Endocytosis/Phagocytosis

  • Larger peptides can be engulfed by the cell membrane through endocytosis.

  • The engulfed peptides are then broken down by peptidases inside the cell.

Transport into the Bloodstream

  • Individual amino acids are transported from the enterocyte into the bloodstream via facilitated diffusion.

  • Specific channels facilitate the movement of amino acids down their concentration gradient.

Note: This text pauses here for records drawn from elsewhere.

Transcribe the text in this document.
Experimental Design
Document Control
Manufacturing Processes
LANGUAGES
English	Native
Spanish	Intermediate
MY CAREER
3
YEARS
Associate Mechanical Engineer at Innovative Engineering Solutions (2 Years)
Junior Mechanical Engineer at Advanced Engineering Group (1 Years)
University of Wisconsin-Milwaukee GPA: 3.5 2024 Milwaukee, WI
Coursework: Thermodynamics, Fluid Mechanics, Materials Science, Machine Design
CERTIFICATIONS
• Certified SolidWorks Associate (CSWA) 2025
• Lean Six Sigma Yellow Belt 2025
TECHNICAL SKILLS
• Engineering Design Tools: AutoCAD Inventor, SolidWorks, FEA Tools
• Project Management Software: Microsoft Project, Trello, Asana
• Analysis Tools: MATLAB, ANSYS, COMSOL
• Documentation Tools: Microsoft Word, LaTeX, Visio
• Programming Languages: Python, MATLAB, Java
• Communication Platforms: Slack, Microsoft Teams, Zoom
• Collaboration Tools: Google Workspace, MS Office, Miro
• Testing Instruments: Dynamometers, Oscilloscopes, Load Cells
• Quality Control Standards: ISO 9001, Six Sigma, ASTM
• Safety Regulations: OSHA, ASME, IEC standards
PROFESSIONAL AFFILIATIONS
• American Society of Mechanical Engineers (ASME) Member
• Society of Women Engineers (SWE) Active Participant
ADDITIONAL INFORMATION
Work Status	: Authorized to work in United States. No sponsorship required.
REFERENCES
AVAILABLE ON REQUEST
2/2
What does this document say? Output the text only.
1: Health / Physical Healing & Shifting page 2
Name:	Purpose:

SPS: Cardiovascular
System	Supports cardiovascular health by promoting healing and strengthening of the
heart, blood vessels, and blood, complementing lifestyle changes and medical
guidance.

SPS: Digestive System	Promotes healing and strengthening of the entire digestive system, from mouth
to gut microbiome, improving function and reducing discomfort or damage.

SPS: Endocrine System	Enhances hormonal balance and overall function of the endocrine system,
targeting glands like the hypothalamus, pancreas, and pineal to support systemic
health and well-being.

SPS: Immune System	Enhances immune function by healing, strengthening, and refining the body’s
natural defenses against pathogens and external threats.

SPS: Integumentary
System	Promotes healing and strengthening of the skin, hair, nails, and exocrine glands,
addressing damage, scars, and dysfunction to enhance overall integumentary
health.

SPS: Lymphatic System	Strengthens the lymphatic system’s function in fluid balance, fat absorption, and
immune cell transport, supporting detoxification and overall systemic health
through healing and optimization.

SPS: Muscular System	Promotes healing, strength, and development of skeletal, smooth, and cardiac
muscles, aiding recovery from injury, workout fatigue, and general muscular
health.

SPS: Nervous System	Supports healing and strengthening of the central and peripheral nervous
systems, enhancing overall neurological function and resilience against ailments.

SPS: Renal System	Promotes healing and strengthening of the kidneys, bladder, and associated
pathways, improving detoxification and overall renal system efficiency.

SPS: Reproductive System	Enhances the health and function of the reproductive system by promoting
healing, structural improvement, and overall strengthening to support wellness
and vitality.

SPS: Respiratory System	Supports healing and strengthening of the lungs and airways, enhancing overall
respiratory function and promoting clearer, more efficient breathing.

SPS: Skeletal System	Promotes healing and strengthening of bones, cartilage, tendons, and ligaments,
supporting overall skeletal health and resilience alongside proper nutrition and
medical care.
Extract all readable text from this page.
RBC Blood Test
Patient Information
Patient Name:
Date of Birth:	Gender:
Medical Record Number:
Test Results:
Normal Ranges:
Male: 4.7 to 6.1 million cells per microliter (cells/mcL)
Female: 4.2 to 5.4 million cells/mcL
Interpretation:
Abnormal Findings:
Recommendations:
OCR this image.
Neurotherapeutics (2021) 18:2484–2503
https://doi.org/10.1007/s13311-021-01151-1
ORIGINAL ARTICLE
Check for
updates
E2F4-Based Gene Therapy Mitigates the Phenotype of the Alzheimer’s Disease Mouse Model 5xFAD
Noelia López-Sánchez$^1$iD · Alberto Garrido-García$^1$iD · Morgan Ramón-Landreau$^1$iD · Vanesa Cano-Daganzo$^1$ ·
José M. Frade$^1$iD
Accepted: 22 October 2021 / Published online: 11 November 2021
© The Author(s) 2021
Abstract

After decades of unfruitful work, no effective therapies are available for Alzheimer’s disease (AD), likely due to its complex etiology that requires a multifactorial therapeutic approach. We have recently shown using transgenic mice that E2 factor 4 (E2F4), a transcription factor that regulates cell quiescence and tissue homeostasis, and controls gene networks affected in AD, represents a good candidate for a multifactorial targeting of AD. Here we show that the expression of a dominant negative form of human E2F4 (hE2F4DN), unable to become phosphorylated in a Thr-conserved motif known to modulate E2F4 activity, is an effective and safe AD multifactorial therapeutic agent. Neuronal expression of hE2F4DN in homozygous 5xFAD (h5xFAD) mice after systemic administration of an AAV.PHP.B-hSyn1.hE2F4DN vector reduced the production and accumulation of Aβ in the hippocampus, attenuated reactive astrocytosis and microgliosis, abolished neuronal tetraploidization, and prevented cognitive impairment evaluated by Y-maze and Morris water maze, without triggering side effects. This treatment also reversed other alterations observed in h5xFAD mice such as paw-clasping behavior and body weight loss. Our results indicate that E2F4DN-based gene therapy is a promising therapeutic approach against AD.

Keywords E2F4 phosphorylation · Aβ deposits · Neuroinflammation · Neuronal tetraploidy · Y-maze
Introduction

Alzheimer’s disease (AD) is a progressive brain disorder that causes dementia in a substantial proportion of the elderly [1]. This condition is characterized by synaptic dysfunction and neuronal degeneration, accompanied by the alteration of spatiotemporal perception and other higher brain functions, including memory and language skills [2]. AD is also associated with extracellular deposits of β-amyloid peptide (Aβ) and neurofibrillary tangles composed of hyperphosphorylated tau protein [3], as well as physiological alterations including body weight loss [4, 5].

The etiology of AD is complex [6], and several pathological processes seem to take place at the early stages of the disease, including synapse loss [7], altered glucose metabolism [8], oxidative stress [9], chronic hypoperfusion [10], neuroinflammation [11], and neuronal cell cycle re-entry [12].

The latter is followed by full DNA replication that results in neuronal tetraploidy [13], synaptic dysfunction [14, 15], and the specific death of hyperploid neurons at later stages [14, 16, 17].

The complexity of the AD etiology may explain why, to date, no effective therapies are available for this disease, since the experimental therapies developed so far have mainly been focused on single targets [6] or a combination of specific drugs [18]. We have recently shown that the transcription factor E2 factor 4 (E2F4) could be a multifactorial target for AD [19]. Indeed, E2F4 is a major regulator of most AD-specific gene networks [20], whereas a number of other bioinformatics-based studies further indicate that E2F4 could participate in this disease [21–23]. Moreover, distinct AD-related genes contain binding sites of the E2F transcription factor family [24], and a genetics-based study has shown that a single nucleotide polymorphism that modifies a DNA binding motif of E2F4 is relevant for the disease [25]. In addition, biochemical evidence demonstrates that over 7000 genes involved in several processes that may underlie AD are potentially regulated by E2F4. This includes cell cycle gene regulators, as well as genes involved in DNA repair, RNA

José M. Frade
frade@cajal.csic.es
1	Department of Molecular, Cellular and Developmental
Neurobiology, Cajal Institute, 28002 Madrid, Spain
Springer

Summary of Protein Digestion and Absorption

  • Oral Cavity: Negligible protein digestion.

  • Esophagus: Conduit.

  • Stomach:

    • Chief cells release pepsinogen.

    • Parietal cells release hydrochloric acid.

    • Hydrochloric acid denatures proteins and activates pepsinogen to pepsin.

    • Pepsin breaks down proteins into smaller polypeptides.

  • Duodenum:

    • Enteroendocrine cells release CCK, stimulating the pancreas.

    • Pancreas releases trypsinogen, chymotrypsinogen, proelastase, and procarboxypeptidase.

    • Enterokinase activates trypsinogen to trypsin, which activates the other proteases.

    • Trypsin, chymotrypsin, and elastase break internal amino acid bonds.

    • Carboxypeptidase chops off terminal amino acids.

  • Jejunum:

    • Brush border cells release dipeptidase and aminopeptidase.

    • Dipeptidase and aminopeptidase break down dipeptides and tripeptides into individual amino acids.

  • Absorption:

    • Amino acids are absorbed into enterocytes via SGLT (with sodium), hydrogen ion transport, and endocytosis.

    • Peptidases inside enterocytes break down any remaining peptides.

    • Amino acids move into the bloodstream via facilitated diffusion and are transported to the liver.